Two cars were approaching in the smoky sky. One seemed to be gathering the drifting bodies, which the wind was now blowing beyond the monastery and towards Grossgeister Swamp. The other seemed to be heading for the main gate. They were military vehicles, of course, drab-painted and snouted with weapons. Get into tall grass! Instinct shrieked. There was none. The monastery had been built in meadowland but the human refugees had taken all the vegetation long since to boil or as fuel for their cooking fires. Only hard bare earth and mud remained, almost black, with a scattering of bones and rubbish. Raargh-Sergeant had no time to curse the lack of camouflage gear: against that ground the kzins' orange fur blazed like a flare.

“Run!”

Crouching low, pain driving wounded limbs, in the partial shelter of the ditch. The drum booming. One of the aircars descending towards the monastery gate. The groundcar, its gun still trained on the Mess building, humans still craning at the sounds of revelry within, but a number of humans moving to the pad where the cars would land. Up and aim.

“Fire!”

Converging beams from the four weapons, fast, but not quite fast enough. Whatever human operated the gun car had been alert. Power-operated, the laser cannon had spun towards them even as they raised the weapons. The beams hit not the gun but the armored shielding.

“Down! Down into the ditch!”

Too late for Trainer, a blizzard of glass needles from one of the human strakkaker guns turning his chest cavity into an instant skeleton, his weapon spinning away, Trainer standing grotesque for a second like one of his own lecturer's diagram before collapsing in pink bones and disarticulated limbs. There was other firing, presumably the squad weapons in the Mess. There was a high-pitched squalling from the humans. He recognized the words of some human calling for medical assistance. The gun car's driver was probably shaken by the impacts, but after a moment it fired too, the awful blue-green light burning the smoke and dust just above.

The beam from the car lowered, hitting the far lip of the ditch in a line of live steam and melting slag. Too near and they will boil us. But they have not hit us yet. Still, such a laser could only have a short firing time.

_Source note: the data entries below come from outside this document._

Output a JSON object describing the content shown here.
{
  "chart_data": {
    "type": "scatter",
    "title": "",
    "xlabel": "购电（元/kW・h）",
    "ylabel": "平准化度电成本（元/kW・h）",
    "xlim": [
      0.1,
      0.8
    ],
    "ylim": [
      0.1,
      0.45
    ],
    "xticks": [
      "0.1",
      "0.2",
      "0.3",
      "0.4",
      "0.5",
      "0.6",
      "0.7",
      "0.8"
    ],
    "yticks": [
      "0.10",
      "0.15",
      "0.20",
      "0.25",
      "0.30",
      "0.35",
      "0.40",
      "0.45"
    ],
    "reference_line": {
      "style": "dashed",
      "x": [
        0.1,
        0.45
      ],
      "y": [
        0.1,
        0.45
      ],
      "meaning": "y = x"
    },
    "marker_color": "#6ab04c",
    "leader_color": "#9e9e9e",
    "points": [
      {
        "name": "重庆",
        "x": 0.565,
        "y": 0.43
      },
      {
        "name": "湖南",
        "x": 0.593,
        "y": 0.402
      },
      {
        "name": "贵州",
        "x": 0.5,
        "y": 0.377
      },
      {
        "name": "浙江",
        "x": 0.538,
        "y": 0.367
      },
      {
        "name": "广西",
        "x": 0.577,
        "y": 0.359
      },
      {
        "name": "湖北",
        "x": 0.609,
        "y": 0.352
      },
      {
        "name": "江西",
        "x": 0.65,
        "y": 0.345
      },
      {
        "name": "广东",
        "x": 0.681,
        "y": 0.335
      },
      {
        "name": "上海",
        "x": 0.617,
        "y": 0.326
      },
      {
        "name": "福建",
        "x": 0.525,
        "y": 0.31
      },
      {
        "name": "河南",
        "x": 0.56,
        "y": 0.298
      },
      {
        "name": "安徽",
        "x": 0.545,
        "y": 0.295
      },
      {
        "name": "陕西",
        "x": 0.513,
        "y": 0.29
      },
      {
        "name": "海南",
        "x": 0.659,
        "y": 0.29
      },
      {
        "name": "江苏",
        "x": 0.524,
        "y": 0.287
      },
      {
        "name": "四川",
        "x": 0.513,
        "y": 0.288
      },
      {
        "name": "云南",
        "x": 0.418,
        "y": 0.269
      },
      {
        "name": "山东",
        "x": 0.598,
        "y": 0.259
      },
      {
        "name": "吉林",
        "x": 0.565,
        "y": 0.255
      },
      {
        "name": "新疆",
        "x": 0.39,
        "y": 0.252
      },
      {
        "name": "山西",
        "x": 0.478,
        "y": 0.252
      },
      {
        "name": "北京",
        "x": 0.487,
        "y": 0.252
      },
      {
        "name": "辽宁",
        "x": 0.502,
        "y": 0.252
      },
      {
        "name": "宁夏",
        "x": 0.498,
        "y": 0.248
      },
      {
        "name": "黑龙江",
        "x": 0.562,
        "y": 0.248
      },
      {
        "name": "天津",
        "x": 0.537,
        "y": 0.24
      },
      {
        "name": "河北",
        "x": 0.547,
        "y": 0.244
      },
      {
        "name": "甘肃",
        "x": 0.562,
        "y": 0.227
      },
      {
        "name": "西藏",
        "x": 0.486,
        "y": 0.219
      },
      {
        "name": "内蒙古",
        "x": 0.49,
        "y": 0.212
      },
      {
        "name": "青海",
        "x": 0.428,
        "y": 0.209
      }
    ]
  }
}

Getting rid of heat at the source without large and elaborate cooling units was a perennial problem.

And someone was still beating the battle drum, in true defiance now. And the Kzinti voices were raised in no bawdy barrack-room ballad but in the cadences of Lord Chmeee's last battle hymn.

Second Corporal, Junior Doctor and Groom bursting out in a diversionary run, whirling to drive straight at the mass of humans. Second Corporal raising the last side arm, a storm of fire cutting them down. The squad weapons firing from the Mess, their beams keeping the humans down, scattered and behind the walls. But it was a short, professional burst. If the Heroes who had fired remembered their training and his orders they were down quickly and under cover. Trader-Gunner was bobbling up and down, firing from the lip of the ditch, though still, as ordered, firing only at the car.